Scattered at diverse locations including the Oregon Gardens, Basket Slough National Wildlife Refuge, municipal fire stations, and a high school, the Capricorn weather stations have provided important information for specific programs in both the livestock and grass seed industries.
The first program was a demonstration project for Confined Animal Feeding Operations (CAFO). Large-scale livestock and dairy operations are regulated to prevent environmental pollution. The animal waste is stored in ponds and then sprayed on fields as fertilizers. If the ground is already saturated, the runoff can pollute local bodies of water.
The CAFO project combined rainfall measurements with National Weather Service digital forecast data to develop a Manure Spreading Index (MSI) to provide farmers with decision-making information to help protect local waterways. The MSI was a seasonal product available on-line at http://oda.state.or.us/nrd/fb/msi/msi.htm and via the ODA phone hotline.

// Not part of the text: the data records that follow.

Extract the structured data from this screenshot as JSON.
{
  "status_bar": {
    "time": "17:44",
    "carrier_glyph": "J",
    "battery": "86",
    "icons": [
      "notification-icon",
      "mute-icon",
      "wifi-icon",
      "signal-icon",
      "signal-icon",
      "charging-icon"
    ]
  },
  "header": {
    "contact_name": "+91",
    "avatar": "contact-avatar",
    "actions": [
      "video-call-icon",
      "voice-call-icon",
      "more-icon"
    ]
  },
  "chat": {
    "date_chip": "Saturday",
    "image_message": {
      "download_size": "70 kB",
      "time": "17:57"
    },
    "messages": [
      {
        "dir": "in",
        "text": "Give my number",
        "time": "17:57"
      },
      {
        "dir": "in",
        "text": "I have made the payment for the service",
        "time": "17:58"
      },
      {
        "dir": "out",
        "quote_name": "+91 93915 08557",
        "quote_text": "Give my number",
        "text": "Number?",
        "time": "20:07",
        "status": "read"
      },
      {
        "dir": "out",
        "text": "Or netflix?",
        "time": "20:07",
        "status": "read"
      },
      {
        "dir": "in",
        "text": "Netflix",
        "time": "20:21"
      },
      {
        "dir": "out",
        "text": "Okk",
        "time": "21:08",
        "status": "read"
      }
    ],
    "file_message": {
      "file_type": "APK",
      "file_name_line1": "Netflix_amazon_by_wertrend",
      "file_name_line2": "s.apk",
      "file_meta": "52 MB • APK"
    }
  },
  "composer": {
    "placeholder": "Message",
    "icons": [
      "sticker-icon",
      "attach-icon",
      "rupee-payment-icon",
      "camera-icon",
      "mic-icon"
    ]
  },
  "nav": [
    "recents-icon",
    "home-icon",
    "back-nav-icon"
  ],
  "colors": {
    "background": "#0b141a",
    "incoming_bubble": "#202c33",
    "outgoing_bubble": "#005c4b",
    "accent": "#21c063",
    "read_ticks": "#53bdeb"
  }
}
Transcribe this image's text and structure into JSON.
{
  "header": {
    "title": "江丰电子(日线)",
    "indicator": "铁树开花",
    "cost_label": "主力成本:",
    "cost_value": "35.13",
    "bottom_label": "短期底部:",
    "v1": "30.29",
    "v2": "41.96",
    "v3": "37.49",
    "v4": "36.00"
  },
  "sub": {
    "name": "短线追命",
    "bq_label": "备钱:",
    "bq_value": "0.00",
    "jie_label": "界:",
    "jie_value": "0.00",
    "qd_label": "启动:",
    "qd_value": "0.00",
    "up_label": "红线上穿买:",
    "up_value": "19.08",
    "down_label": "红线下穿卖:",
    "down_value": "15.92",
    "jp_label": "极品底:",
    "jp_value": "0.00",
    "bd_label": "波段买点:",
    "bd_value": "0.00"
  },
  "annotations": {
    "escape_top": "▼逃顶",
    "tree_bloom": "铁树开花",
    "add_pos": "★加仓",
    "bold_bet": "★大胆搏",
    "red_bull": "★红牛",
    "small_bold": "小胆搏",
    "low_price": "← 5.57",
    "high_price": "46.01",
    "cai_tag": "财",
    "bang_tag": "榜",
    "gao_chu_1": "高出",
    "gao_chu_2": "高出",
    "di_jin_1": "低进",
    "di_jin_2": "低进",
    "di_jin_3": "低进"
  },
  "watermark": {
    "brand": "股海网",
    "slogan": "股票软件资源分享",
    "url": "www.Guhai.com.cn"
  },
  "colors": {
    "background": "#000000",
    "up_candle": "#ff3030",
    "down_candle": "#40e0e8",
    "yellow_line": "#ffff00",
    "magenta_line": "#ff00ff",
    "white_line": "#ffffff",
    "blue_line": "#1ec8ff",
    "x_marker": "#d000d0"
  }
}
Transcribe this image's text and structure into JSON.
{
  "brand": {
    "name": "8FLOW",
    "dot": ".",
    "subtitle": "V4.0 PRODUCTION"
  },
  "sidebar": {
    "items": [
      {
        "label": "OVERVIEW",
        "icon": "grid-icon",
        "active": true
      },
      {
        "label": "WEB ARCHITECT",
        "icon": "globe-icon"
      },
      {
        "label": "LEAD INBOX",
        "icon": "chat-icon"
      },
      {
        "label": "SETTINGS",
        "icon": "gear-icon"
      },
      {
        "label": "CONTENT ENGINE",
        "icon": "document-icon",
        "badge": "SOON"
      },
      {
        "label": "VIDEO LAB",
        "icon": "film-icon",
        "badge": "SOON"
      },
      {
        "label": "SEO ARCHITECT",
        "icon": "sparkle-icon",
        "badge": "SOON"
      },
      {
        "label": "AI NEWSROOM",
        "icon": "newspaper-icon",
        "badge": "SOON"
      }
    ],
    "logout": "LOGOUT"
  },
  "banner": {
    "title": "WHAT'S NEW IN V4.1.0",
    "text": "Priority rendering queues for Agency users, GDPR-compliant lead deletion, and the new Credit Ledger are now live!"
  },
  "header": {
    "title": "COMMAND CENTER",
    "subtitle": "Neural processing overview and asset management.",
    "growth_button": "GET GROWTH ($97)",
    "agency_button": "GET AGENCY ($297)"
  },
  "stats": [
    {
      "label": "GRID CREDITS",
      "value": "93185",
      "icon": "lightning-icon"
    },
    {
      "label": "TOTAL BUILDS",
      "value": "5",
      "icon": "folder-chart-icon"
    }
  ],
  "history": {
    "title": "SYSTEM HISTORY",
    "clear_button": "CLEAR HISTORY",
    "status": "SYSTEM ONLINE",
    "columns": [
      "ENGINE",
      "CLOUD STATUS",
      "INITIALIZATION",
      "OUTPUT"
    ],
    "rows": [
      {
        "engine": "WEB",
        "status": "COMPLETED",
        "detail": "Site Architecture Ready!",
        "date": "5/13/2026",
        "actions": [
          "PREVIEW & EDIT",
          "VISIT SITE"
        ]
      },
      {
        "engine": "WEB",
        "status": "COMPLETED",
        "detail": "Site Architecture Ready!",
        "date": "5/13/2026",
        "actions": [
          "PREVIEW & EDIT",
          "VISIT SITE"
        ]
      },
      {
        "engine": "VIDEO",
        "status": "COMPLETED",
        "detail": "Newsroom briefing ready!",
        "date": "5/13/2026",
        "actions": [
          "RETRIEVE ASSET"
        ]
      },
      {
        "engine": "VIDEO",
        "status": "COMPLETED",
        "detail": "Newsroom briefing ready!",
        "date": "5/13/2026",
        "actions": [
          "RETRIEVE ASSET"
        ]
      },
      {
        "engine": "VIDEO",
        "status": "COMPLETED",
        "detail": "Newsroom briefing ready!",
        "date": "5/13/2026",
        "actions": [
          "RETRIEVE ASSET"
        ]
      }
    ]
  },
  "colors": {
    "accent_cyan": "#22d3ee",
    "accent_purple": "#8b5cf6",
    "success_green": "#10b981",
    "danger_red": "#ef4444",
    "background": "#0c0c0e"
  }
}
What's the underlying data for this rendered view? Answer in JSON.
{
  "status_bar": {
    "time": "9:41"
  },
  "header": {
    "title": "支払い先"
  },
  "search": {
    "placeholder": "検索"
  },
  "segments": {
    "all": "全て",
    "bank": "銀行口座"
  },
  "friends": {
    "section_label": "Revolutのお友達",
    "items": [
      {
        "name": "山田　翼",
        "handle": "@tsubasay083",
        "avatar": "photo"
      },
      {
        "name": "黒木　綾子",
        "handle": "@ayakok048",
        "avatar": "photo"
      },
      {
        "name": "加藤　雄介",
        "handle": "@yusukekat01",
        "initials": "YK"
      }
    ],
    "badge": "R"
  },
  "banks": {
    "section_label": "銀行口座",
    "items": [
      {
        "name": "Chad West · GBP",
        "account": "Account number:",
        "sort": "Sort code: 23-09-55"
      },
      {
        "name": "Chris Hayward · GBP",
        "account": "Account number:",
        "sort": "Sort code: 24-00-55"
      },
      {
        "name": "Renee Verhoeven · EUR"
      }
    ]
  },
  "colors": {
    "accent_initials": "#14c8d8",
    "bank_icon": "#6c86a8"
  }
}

The main purpose for the ODA weather stations, in the summer, is to help with the regulation of field burning.
Grass seed is a $380 million business, the fourth largest agricultural product in the State of Oregon. General operating practices include field burning in this major transportation corridor of the Willamette Valley. When winds reach 15 knots the smoke will not rise and disperse away from populated areas. The goal of the program is to allow the growers to use this important field management tool, while protecting the general public from smoke impacts.
"Our smoke management program has become complex and fine-turned over the years," says Pete Parsons, meteorologist for the ODA. "We continuously track changes in temperature and wind patterns across the Willamette Valley during the summer field burning season. Having additional weather stations, strategically positioned throughout the valley, can alert us to subtle changes in temperature and wind patterns that can greatly affect smoke dispersal."
The weather stations are polled from the central office and are labeled as "ODA" stations on the MesoWest weather network athttp://www.wrh.noaa.gov/mesowest/mwmap.php?map=pqr.
"Being able to view information from the ODA weather stations, alongside of data from National Weather Service and Cooperative observer sites, really helps us get a complete snapshot of the weather patterns across the region," says Parsons.
The information is broadcast over radio to seasonal field workers monitoring the burns. "Radio communications are fast and also accessible to the farmers," Parsons says.
Especially closely monitored are the sea breezes that reach the valley, almost every summer afternoon, through the Van Duzer Corridor of the Coast Mountain Range. "Having additional weather instruments helps us track the almost daily onset of the sea breeze, as it pours from west to east across the valley," Parsons explains. Tracking the sea breeze helps ODA shut down field burning, before surface winds become too strong.